L’école Saeed Hassan Fare’a a accueilli un afflux d'élèves déplacés au cours des dernières dix années, mais elle peine à les prendre en charge.

Face au grand nombre d’enfants fuyant les conflits, les écoles situées dans les zones plus stables sont mises à rude épreuve par des classes surchargées et des ressources insuffisantes.

Taha Noman Abdullah Al-Ghaili

« Les écoles situées dans le sud du pays ont dû absorber une grande partie des déplacements de personnes venues des régions du nord où sévit la guerre. Ces écoles ont eu du mal à accueillir tous les élèves. Néanmoins, nous avons maintenu le processus éducatif autant que possible avec les ressources dont nous disposons. »

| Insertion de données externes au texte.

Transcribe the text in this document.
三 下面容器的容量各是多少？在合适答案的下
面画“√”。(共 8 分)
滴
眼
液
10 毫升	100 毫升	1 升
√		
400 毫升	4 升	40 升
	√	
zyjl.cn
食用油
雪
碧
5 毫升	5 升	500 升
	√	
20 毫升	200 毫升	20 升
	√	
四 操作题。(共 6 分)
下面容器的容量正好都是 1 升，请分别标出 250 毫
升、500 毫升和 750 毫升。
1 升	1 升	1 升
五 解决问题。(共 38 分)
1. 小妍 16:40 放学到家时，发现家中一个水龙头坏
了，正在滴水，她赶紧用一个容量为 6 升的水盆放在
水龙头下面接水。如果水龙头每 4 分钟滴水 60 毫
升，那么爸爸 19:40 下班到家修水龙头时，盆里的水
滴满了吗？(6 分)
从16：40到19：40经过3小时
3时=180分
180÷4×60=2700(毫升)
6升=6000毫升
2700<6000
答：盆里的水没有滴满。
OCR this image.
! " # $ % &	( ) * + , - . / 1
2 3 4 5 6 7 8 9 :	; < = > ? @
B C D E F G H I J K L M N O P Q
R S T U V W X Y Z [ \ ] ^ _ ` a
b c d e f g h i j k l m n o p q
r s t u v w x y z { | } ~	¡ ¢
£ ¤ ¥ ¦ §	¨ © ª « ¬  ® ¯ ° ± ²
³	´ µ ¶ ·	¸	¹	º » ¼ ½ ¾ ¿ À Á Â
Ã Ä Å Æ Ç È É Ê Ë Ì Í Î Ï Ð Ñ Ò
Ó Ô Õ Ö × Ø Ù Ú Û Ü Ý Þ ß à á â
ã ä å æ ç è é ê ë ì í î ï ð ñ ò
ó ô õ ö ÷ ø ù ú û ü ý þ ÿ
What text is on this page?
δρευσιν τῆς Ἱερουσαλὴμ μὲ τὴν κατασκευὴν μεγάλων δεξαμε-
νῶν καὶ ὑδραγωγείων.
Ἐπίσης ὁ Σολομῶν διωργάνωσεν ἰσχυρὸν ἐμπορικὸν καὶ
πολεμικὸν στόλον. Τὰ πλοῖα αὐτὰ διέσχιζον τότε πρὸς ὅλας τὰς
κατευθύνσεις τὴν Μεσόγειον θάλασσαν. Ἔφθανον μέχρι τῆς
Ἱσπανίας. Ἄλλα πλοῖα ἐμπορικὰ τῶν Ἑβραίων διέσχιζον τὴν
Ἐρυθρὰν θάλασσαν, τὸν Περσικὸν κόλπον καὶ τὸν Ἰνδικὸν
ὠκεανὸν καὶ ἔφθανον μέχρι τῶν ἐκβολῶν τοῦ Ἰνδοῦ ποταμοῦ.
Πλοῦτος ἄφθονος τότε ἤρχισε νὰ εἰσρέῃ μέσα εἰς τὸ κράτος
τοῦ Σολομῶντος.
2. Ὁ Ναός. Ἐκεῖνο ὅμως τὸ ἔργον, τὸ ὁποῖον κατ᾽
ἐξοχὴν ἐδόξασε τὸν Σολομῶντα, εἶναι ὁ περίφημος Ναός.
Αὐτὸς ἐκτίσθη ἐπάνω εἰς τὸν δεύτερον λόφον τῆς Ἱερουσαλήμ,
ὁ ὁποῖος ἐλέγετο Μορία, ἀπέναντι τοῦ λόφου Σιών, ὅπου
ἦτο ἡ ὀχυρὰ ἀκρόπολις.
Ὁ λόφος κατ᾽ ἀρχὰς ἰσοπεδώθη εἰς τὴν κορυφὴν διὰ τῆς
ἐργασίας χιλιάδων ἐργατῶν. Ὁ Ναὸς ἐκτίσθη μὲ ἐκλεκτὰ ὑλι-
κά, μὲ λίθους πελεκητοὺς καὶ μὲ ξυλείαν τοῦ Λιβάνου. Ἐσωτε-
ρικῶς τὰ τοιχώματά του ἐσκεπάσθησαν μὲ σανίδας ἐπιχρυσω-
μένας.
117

Taha Noman Abdullah Al-Ghaili
Directeur de l’éducation, district de Ash Shamayatayn, gouvernorat de Ta’izz

L’impact de la guerre sur l’économie du pays a dissuadé certains parents d’envoyer leurs enfants à l’école. Beaucoup d'élèves ont abandonné l’école pour travailler et aider leur famille à subvenir à leurs besoins.

Malgré les difficultés liées à un taux d’inscription élevé, les écoles du district de Taha se sont associées à leurs communautés, y compris les camps de déplacés, afin de réintégrer plus de 100 élèves qui avaient abandonné l’école. Ces élèves n’étaient plus scolarisés depuis trois à cinq ans en moyenne.

Mohammed Abdulrahman Al-Massni

« Nous invitons tous les élèves qui abandonnent l’école, particulièrement les enfants déplacés, à y retourner. Nous les soutenons, conjointement avec les organisations, la communauté et les personnes du monde des affaires. Nous accompagnons toute personne qui souhaite recevoir une éducation. »

Mohammed Abdulrahman Al-Massni
Responsable du Conseil des parents, école Saeed Hassan Fare’a

Mohammed a quatre enfants et dirige le Conseil des parents de l’école Saeed Hassan Fare’a.

En plus d’aider les enfants à retourner à l’école, le Conseil des parents travaille avec les directeurs d’établissements scolaires afin d’analyser les besoins de l’école, d’élaborer des plans pour répondre à ces besoins et de garantir une utilisation efficace des ressources.

  • Des élèves de secondaire pendant un cours à l’école Saeed Hassan Fare’a, gouvernorat de Ta’izz.
    Crédit : Anas Hassan Ahmed Ahmed Al Haj/AP Images pour le GPE

L’éducation, un lien vital

La scolarité de Ragda et de ses camarades est semée d’obstacles et les enseignants du Yémen jouent un rôle héroïque dans ce combat pour l’éducation.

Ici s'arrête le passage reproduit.